Because defence counsel will almost certainly contest any effort to introduce evidence by way of affidavit alone, Bill C-75 may well have the unintended consequence of further contributing to court delays.

“There are all sorts of extra procedural steps that are now being added because of this proposal,” Paisana says.

Because Bill C-75 allows “virtually any aspect of a police officer’s evidence” by way of affidavit, says Carter, “presumably, the accused would then be required to justify calling the witness.”

That, in and of itself, is problematic. Carter says that any such application would be “likely to require the defence to expose its strategy before calling the witness.”

“Now you’re going to have to tell the judge and the other side, ‘yes, I am contesting the other person’s evidence,’” adds Paisana.

Carter and Paisana are working together to prepare the Canadian Bar Association’s submission to the House of Commons committee studying the bill.

The big question is: What happens if the application to cross-examine the officer is denied?

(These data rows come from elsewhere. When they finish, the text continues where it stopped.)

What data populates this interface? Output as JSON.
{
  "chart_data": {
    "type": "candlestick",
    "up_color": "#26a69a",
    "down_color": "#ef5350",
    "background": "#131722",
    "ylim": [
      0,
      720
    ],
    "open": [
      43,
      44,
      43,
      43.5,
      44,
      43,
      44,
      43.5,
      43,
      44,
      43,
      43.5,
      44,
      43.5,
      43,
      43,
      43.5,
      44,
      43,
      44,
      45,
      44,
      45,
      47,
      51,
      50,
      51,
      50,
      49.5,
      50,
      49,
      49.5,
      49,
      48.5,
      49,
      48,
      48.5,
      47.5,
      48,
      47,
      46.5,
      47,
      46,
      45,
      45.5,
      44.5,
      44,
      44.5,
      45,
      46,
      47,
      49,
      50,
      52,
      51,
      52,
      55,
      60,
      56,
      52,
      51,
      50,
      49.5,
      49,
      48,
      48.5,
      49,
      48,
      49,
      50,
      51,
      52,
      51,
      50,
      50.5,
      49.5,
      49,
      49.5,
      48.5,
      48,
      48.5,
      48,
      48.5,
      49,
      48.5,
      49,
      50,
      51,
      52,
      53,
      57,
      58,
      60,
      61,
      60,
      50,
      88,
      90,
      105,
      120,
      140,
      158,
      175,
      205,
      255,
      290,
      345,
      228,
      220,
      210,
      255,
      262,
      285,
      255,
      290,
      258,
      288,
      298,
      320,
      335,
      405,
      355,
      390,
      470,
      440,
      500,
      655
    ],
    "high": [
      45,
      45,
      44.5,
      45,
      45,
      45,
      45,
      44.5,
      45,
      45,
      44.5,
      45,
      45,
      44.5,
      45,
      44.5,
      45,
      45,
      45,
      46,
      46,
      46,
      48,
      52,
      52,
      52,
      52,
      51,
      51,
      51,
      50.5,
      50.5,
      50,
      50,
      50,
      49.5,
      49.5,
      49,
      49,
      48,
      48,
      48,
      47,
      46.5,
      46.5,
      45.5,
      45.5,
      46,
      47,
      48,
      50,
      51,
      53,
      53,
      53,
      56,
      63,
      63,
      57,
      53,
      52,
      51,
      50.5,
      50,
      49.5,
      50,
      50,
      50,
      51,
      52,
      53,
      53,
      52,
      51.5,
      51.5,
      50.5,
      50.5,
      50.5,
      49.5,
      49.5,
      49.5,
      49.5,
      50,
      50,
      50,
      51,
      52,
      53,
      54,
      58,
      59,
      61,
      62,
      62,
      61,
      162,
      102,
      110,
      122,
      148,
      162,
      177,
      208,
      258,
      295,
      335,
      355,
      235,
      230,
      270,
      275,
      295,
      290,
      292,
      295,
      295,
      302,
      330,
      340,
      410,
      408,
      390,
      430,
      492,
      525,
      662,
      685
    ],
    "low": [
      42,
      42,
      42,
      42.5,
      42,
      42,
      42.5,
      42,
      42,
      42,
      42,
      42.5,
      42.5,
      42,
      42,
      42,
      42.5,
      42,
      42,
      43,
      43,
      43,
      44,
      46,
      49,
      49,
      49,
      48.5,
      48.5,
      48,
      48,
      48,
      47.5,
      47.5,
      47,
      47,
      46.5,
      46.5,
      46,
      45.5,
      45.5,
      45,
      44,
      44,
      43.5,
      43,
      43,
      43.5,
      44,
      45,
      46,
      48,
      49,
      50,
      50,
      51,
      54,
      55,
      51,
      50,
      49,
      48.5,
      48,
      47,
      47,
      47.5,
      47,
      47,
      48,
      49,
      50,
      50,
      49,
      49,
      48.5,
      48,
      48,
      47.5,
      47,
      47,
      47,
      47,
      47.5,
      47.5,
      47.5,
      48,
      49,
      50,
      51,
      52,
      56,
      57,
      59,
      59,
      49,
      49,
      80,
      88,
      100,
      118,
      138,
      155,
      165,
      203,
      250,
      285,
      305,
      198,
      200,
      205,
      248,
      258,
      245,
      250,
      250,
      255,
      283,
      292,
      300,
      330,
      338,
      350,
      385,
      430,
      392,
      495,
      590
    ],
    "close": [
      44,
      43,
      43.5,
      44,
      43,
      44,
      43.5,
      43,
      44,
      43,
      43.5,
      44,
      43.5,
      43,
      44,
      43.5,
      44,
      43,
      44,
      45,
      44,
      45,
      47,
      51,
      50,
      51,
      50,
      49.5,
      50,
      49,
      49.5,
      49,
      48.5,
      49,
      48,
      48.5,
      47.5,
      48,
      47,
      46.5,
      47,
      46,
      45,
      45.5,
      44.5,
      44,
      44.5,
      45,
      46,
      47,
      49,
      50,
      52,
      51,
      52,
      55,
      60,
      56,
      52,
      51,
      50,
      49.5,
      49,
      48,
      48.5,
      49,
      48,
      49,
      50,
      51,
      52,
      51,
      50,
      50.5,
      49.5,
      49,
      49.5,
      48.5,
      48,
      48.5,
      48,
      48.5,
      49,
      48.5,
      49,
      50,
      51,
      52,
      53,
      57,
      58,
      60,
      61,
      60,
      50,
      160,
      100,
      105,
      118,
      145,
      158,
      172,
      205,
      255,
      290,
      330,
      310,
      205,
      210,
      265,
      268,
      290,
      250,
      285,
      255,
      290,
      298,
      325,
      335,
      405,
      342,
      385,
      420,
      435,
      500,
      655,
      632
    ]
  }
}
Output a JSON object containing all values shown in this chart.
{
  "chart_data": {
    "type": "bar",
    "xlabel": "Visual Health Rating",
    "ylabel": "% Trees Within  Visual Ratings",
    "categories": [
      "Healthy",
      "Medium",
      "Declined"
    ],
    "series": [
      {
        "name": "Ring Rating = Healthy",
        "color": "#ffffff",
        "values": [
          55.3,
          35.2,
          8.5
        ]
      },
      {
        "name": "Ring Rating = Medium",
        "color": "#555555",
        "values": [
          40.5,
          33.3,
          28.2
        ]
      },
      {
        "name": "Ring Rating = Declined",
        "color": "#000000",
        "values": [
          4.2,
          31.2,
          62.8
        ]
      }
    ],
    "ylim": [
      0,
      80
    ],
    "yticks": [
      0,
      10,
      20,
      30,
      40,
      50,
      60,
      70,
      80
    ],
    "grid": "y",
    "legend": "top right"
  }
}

“We believe that any provision that limits the right to cross-examine would be vulnerable to a Charter challenge,” says Carter. Even requiring the defence to tip its hand in submissions to call the officer to testify could be Charter breach, he says.

Paisana points to R. v. Lyttle, a 2004 ruling in which the Supreme Court of Canada found that “the right of cross-examination...must be jealously protected and broadly construed” as evidence that the courts won’t look fondly on any effort to limit that power. All the more so as some cases could run entirely on so-called “routine” police evidence — notably, matters involving drug crimes and administration of justice offences.

In the government's Charter analysis of Bill C-75, Ottawa anticipates that safeguards would be enough to defend the bill from a challenge.

“Where effective protection of the accused’s Charter rights would require the judge to call the police officer for cross-examination, the judge would be able to do so,” it notes. It adds that the evidence in the affidavit must be otherwise admissible and that all issues, here, are ultimately at the judge’s discretion.

“On what basis are they going to justify it?” Paisana asks. Ottawa would likely need to prove that cross-examining police testimony is either inessential, or that there are substantial issues caused by requiring police to testify.

“I’ve yet to come across any study or anything that suggests that this was a problem,” Paisana says.

There is some sympathy amongst defence lawyers for the government in its efforts to speed up criminal trials in the wake of the Supreme Court’s decision in R.v.Jordan.

But the prevailing view is that opening the door for police evidence to enter criminal proceedings without requiring the office to face the truth-seeking rigour of cross-examination is the wrong way to go about it.

When the issue around routine police evidence was put to Justice Minister Jody Wilson-Raybould at committee, in June, the minister told MPs that the measure was intended to help with reducing delays around that routine police evidence. She also stated that she was open to considering amendments.